Por Elias Pereira
Aos prantos, com tremores no corpo, ensanguentada e em estado de choque, Lindalva vomitou quando viu a quantidade de sangue que avermelhava o chão do barraco e escorria pela rua 31 de Março – uma viela comprida abarrotada de casebres com telhados de zinco, madeiras podres, alvenaria sem acabamento e janelas e portas protegidas por grades de ferro. As vísceras, os miolos e os pedaços dos dedos e das mãos espalhadas pelas paredes adornavam e sujavam e entristeciam a pequena moradia. As quatro jovens bem que tentaram se defender por detrás da Bíblia.

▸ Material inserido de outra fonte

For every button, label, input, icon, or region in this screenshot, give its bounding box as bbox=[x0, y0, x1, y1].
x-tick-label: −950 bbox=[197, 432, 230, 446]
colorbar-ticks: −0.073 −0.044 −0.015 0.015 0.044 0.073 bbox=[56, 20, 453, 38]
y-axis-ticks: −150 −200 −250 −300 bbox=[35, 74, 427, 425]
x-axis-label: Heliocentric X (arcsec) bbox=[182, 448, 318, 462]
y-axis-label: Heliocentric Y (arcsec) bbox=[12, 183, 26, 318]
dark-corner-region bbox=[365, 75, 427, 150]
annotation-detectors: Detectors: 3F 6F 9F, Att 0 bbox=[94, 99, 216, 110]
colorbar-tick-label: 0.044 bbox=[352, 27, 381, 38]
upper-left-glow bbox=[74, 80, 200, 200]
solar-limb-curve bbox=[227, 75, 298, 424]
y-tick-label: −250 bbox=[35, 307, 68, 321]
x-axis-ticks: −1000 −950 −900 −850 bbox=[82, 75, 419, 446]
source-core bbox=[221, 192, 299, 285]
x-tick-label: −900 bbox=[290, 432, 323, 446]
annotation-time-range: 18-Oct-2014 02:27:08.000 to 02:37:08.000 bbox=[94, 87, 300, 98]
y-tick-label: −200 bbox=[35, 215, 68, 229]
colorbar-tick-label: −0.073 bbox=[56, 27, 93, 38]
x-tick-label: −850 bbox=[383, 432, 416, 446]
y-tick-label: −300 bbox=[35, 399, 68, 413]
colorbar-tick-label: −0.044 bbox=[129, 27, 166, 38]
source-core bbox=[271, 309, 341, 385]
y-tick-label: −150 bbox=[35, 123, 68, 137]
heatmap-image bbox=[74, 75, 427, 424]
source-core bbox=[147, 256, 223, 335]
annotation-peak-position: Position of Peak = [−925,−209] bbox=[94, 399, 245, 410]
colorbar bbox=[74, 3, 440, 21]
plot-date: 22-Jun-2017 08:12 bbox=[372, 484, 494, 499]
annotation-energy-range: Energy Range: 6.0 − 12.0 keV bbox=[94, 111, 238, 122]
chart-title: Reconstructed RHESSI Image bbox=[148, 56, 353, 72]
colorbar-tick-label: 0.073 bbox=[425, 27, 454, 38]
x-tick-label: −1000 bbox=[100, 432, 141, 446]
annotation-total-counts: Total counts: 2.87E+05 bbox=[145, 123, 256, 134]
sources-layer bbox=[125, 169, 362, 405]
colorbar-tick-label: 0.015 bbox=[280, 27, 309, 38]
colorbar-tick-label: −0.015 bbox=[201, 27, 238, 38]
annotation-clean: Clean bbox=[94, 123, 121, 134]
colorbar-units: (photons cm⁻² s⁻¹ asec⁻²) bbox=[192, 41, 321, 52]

– Tirem o livro da frente, miseráveis! Fuzil não sabe ler! – gritou a Cereja Bel Zebhu -, enquanto disparava o rifle à queima roupa e ria dos miolos estourados, dos dedos arrebentados e dos gritos de desespero das jovens.
– Agente Matias, chama o Suelison e alguns policiais e retira esses corpos daqui. Rápido. A guerra está apenas começando. Bota tudo no meio da rua para servir de exemplo e desencorajar os metidos a valentes.

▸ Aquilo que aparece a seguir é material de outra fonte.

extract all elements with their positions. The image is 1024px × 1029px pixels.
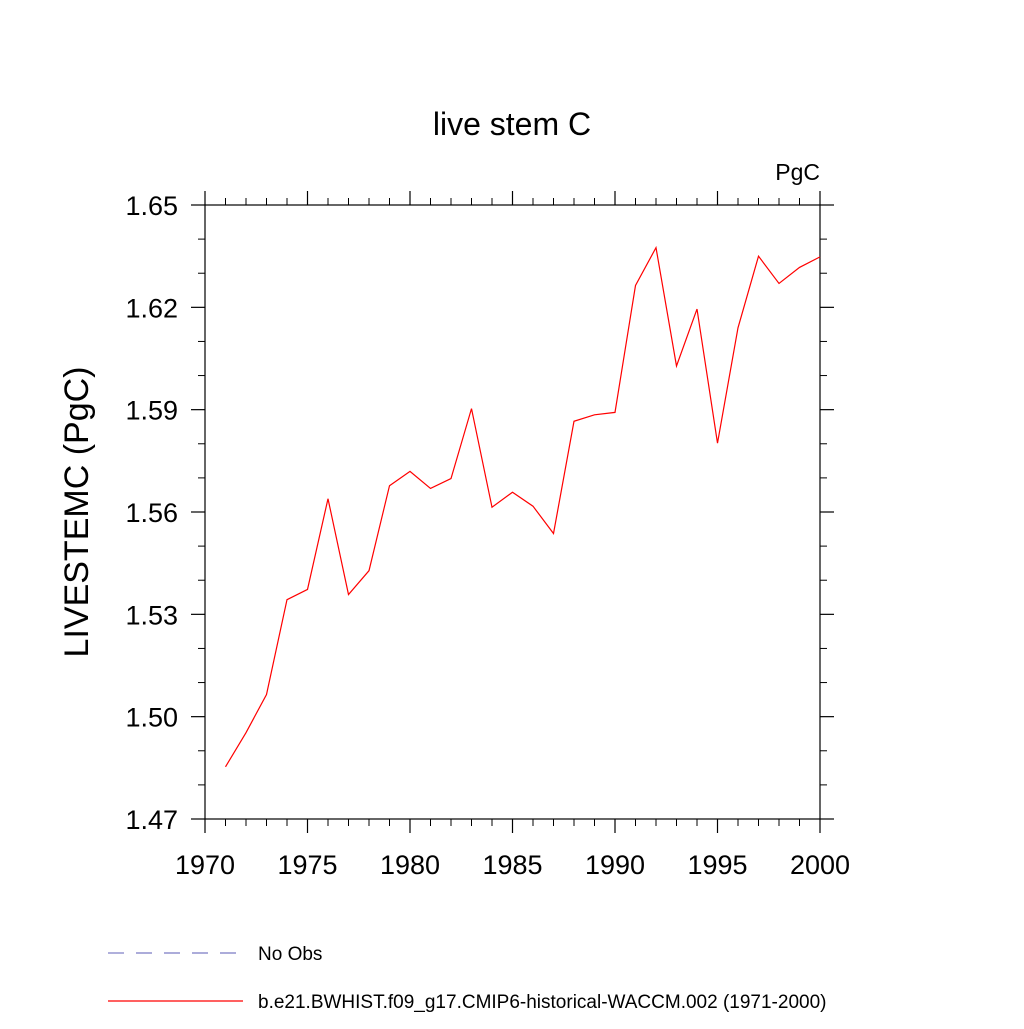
chart-title: live stem C <box>433 106 591 142</box>
x-tick-label: 2000 <box>790 850 850 880</box>
legend-label: b.e21.BWHIST.f09_g17.CMIP6-historical-WA… <box>258 992 826 1013</box>
y-axis-label: LIVESTEMC (PgC) <box>58 367 96 658</box>
plot-frame <box>204 204 821 820</box>
x-tick-label: 1995 <box>687 850 747 880</box>
legend-label: No Obs <box>258 944 322 965</box>
x-tick-label: 1980 <box>380 850 440 880</box>
y-tick-label: 1.50 <box>125 703 178 733</box>
y-tick-label: 1.62 <box>125 293 178 323</box>
y-tick-label: 1.47 <box>125 805 178 835</box>
y-tick-label: 1.56 <box>125 498 178 528</box>
y-tick-label: 1.59 <box>125 396 178 426</box>
series-lines <box>224 245 821 768</box>
legend: No Obs b.e21.BWHIST.f09_g17.CMIP6-histori… <box>108 944 826 1013</box>
x-tick-label: 1985 <box>482 850 542 880</box>
x-tick-label: 1970 <box>175 850 235 880</box>
x-tick-label: 1975 <box>277 850 337 880</box>
tick-labels: 1970 1975 1980 1985 1990 1995 2000 1.47 1.50 1.53… <box>125 191 850 880</box>
units-label: PgC <box>775 159 820 185</box>
y-tick-label: 1.53 <box>125 600 178 630</box>
axis-ticks <box>191 191 834 833</box>
x-tick-label: 1990 <box>585 850 645 880</box>
series-line <box>224 245 821 768</box>
y-tick-label: 1.65 <box>125 191 178 221</box>
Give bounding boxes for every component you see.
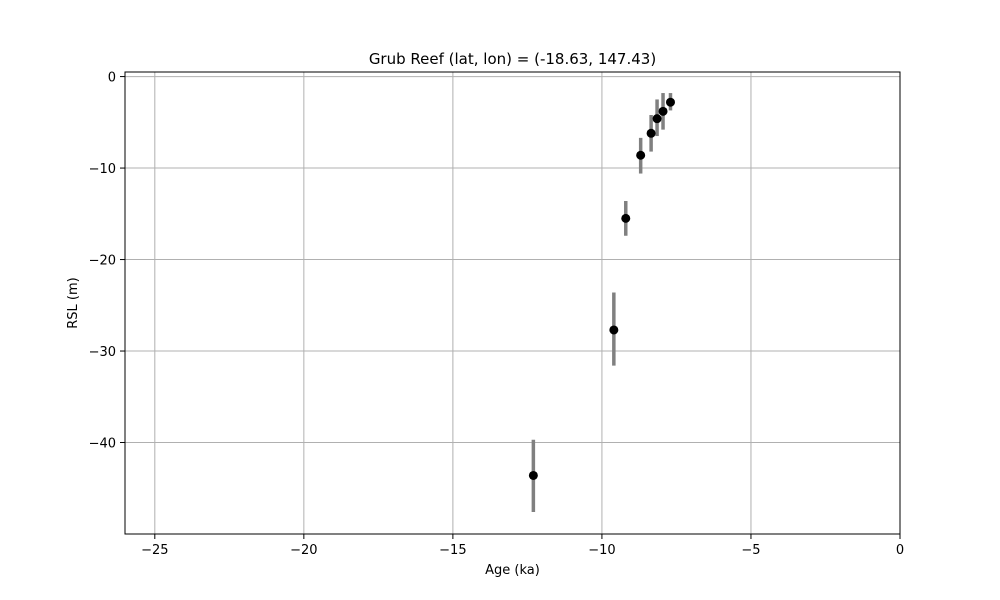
y-tick-label: 0: [108, 71, 116, 86]
data-point: [652, 114, 662, 124]
data-point: [665, 97, 675, 107]
data-point: [646, 128, 656, 138]
y-tick-label: −30: [89, 345, 116, 360]
data-point: [528, 470, 538, 480]
x-axis-label: Age (ka): [485, 563, 540, 578]
axis-ticks: −25 −20 −15 −10 −5 0 0 −10 −20 −30 −40: [89, 71, 905, 558]
x-tick-label: −10: [588, 543, 615, 558]
grid: [125, 72, 901, 534]
data-point: [621, 213, 631, 223]
chart-title: Grub Reef (lat, lon) = (-18.63, 147.43): [369, 50, 656, 68]
y-tick-label: −40: [89, 437, 116, 452]
data-points: [528, 93, 675, 513]
y-axis-label: RSL (m): [66, 277, 81, 328]
y-tick-label: −20: [89, 254, 116, 269]
plot-frame: [124, 71, 901, 535]
x-tick-label: 0: [896, 543, 904, 558]
x-tick-label: −25: [141, 543, 168, 558]
x-tick-label: −15: [439, 543, 466, 558]
data-point: [609, 325, 619, 335]
x-tick-label: −20: [290, 543, 317, 558]
y-tick-label: −10: [89, 162, 116, 177]
data-point: [658, 106, 668, 116]
data-point: [636, 150, 646, 160]
x-tick-label: −5: [741, 543, 760, 558]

A patrulha seguiu em frente, escalando o morro e atirando para todos os lados em rajadas simétricas, em disparos uníssonos a atingir corpos e a encher as vielas de sangue, gritos e gemidos. Comerciantes fecharam rapidamente as suas portas e ninguém ousou sequer olhar pelas frestas dos barracos. As ruas ficaram desertas e os corpos ensanguentados emudeceram.
Os bagaceiros vestiam uniformes negros camuflados, coturnos altos, gorros na cabeça e mascaras esverdeadas encobriam os seus rostos. Mas muitos deles exibiam as faces duras e os olhos frios dos assassinos de aluguel. Os uniformes não tinham bolsos, mas o tecido brilhava e cegava quem o olhasse com firmeza.

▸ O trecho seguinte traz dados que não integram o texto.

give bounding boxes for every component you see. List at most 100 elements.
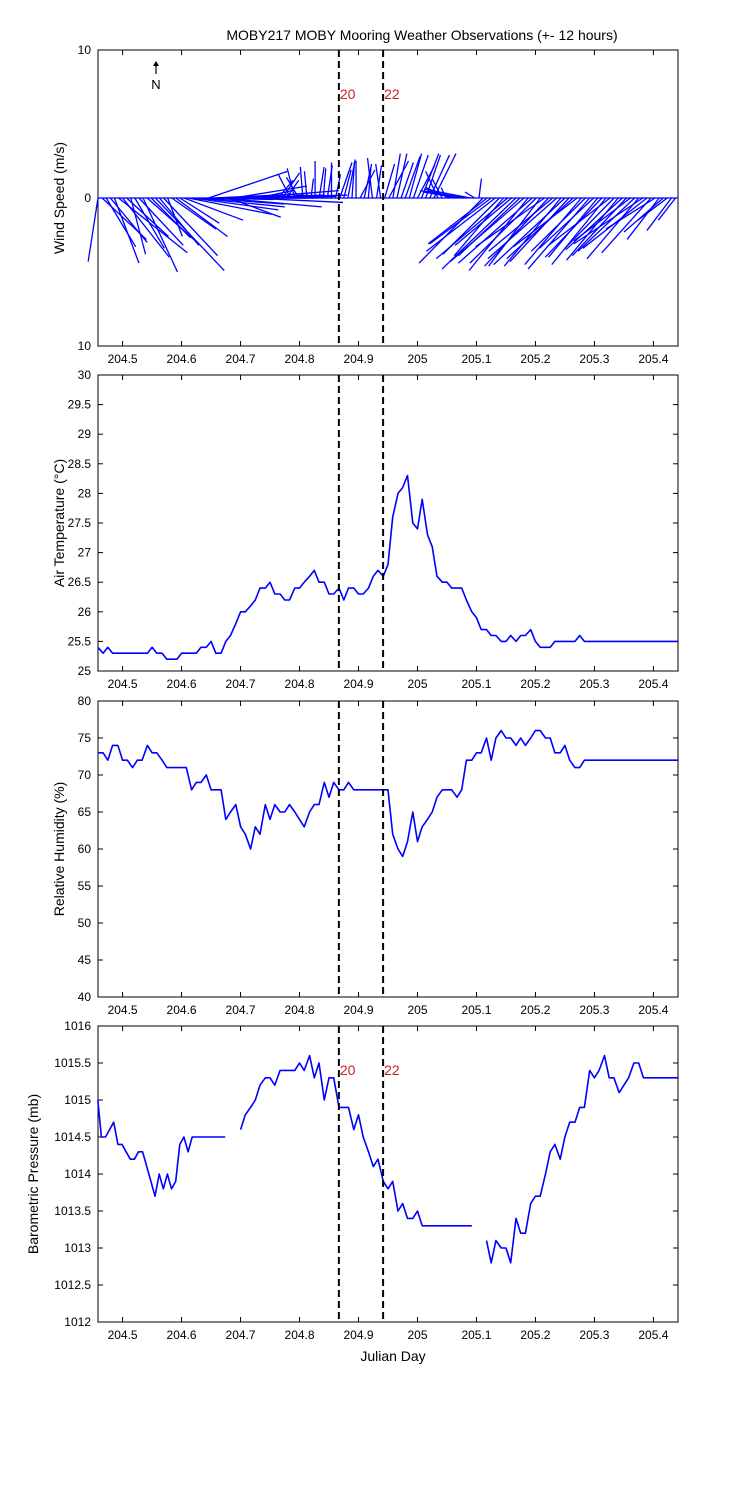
wind-vector bbox=[167, 197, 184, 237]
x-tick-label: 205.1 bbox=[461, 1328, 491, 1342]
y-tick-label: 26 bbox=[78, 605, 92, 619]
wind-vector bbox=[509, 197, 570, 263]
humidity-y-axis-label: Relative Humidity (%) bbox=[51, 782, 67, 917]
wind-vector bbox=[469, 197, 537, 264]
x-tick-label: 204.6 bbox=[167, 1003, 197, 1017]
panels: 10 0 10 204.5 204.6 204.7 204.8 204.9 205 205.1 20… bbox=[25, 43, 679, 1342]
x-tick-label: 205.3 bbox=[579, 352, 609, 366]
y-tick-label: 25 bbox=[78, 664, 92, 678]
wind-vector bbox=[367, 168, 372, 199]
wind-vector bbox=[392, 153, 401, 199]
y-tick-label: 27.5 bbox=[68, 516, 92, 530]
y-tick-label: 40 bbox=[78, 990, 92, 1004]
marker-label: 20 bbox=[340, 1062, 356, 1078]
air-temp-axes-box bbox=[97, 374, 679, 672]
wind-vector bbox=[449, 197, 525, 263]
wind-vector bbox=[565, 197, 623, 251]
wind-vector bbox=[564, 197, 615, 249]
wind-vector bbox=[408, 153, 423, 199]
wind-vector bbox=[527, 197, 591, 270]
wind-vector bbox=[566, 197, 619, 261]
wind-vector bbox=[551, 197, 607, 266]
y-tick-label: 55 bbox=[78, 879, 92, 893]
y-tick-label: 60 bbox=[78, 842, 92, 856]
north-arrow-head-icon bbox=[153, 61, 159, 66]
wind-vector bbox=[586, 197, 640, 260]
wind-vector bbox=[375, 163, 382, 199]
marker-label: 22 bbox=[384, 86, 400, 102]
wind-vector bbox=[573, 197, 644, 245]
wind-vector bbox=[457, 197, 533, 264]
wind-vector bbox=[488, 197, 554, 252]
x-tick-label: 204.8 bbox=[285, 1328, 315, 1342]
wind-vector bbox=[105, 197, 137, 248]
x-tick-label: 205.3 bbox=[579, 1328, 609, 1342]
series-line bbox=[485, 1054, 678, 1264]
series-line bbox=[239, 1054, 472, 1227]
wind-vector bbox=[277, 174, 292, 199]
wind-vector bbox=[506, 197, 574, 260]
wind-vector bbox=[150, 197, 192, 239]
x-tick-label: 204.7 bbox=[226, 677, 256, 691]
y-tick-label: 28 bbox=[78, 486, 92, 500]
y-tick-label: 75 bbox=[78, 731, 92, 745]
x-tick-label: 204.8 bbox=[285, 352, 315, 366]
wind-vector bbox=[573, 197, 631, 242]
x-tick-label: 205 bbox=[407, 352, 427, 366]
wind-vector bbox=[388, 160, 410, 199]
y-tick-label: 27 bbox=[78, 546, 92, 560]
x-tick-label: 205.3 bbox=[579, 1003, 609, 1017]
wind-vector bbox=[400, 162, 415, 199]
x-tick-label: 204.9 bbox=[343, 352, 373, 366]
wind-vector bbox=[384, 163, 396, 199]
humidity-axes-box bbox=[97, 700, 679, 998]
x-tick-label: 205.2 bbox=[520, 677, 550, 691]
humidity-panel: 40 45 50 55 60 65 70 75 80 204.5 204.6 204.7 204.8 20… bbox=[51, 694, 679, 1017]
wind-vector bbox=[601, 197, 652, 254]
wind-vector bbox=[605, 197, 656, 230]
air-temp-panel: 25 25.5 26 26.5 27 27.5 28 28.5 29 29.5 30 204.5 204… bbox=[51, 368, 679, 691]
y-tick-label: 0 bbox=[84, 191, 91, 205]
y-tick-label: 1014 bbox=[64, 1167, 91, 1181]
x-tick-label: 204.6 bbox=[167, 1328, 197, 1342]
x-tick-label: 204.8 bbox=[285, 677, 315, 691]
north-label: N bbox=[151, 77, 160, 92]
wind-vector bbox=[404, 156, 421, 199]
pressure-axes-box bbox=[97, 1025, 679, 1323]
wind-vector bbox=[623, 197, 664, 233]
wind-vector bbox=[208, 170, 288, 199]
x-tick-label: 204.9 bbox=[343, 1003, 373, 1017]
x-tick-label: 204.9 bbox=[343, 677, 373, 691]
wind-vector bbox=[484, 197, 550, 267]
wind-vector bbox=[464, 191, 476, 199]
wind-vector bbox=[187, 197, 272, 215]
wind-vector bbox=[318, 166, 325, 199]
wind-vector bbox=[453, 197, 504, 257]
x-tick-label: 205.4 bbox=[638, 1003, 668, 1017]
wind-vector bbox=[285, 176, 300, 199]
y-tick-label: 1014.5 bbox=[54, 1130, 91, 1144]
wind-vector bbox=[539, 197, 595, 249]
wind-vector bbox=[524, 197, 582, 266]
wind-vector bbox=[126, 197, 169, 237]
pressure-y-axis-label: Barometric Pressure (mb) bbox=[25, 1094, 41, 1254]
wind-panel: 10 0 10 204.5 204.6 204.7 204.8 204.9 205 205.1 20… bbox=[51, 43, 679, 366]
wind-vector bbox=[310, 178, 315, 199]
wind-vector bbox=[626, 197, 660, 240]
wind-vector bbox=[478, 178, 483, 199]
wind-vector bbox=[192, 197, 279, 211]
figure-title: MOBY217 MOBY Mooring Weather Observation… bbox=[226, 27, 617, 43]
wind-vector bbox=[122, 197, 170, 258]
x-tick-label: 205.4 bbox=[638, 352, 668, 366]
y-tick-label: 45 bbox=[78, 953, 92, 967]
series-line bbox=[97, 1099, 226, 1197]
wind-vector bbox=[420, 153, 440, 199]
wind-vector bbox=[375, 165, 383, 199]
x-tick-label: 205.2 bbox=[520, 1328, 550, 1342]
wind-vector bbox=[233, 185, 308, 199]
wind-vector bbox=[366, 157, 374, 199]
y-tick-label: 29 bbox=[78, 427, 92, 441]
wind-vector bbox=[322, 168, 327, 199]
wind-vector bbox=[183, 197, 244, 221]
wind-vector bbox=[637, 197, 668, 221]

Ao cruzar com uns senhores circunspectos e amedrontados o detetive Malaco Brisas zombou:
– Estão pensando que são gente? A festa acabou. Podem dar adeus às suas dores.
– Mata! Mata logo e deixa de conversa fiada, detetive. Temos meta a conquistar.
A rajada de metralhadora varreu o chão, esfumaçou o ar e varou os cinco corpos que tombaram no meio da viela enquanto a patrulha seguia em frente mirando e atirando nos barracos, tocando o terror pelas vielas estreitas e suas botas pisoteavam corpos e o esgoto misturado ao sangue que escorriam a céu aberto.
– Maninho onde é que você pensa que vai? E você negro retinto, não se enxerga, não? Sentados, os dois. Quero saber onde é que estão os seus irmãos? Vocês acham que continuarão no mundo dos vivo, né? Podem rezar, se quiserem, mas duvido que Deus vá conseguir ouvir. Ele anda muito ocupado com os mais de quatrocentos mil cepeefes cancelados.
Um manda-chuva tosco e homicida aboletado no Planalto Central comandava a sangueira.
– A guerra está declarada. Aqueles fardados da antiga ficaram vinte e dois anos no poder e mataram pouco.
Foram necessários vários veículos Rabecão para a retirada dos corpos. Empilhados na praça central do bairro foram contados vinte e cinco mortos. Espalhados pelas vielas e pelos becos, não se sabe mais quantos. Familiares foram impedidos de chorar os seus mortos e de tocar os seus corpos. Os policiais foram se dispersando nas viaturas. O comandante se derretia em auto elogios e contava vantagens.
A menina Lindalva gritava de dor e de tristeza e de raiva:
– Covardes! Assassinos! Não ficarão impunes!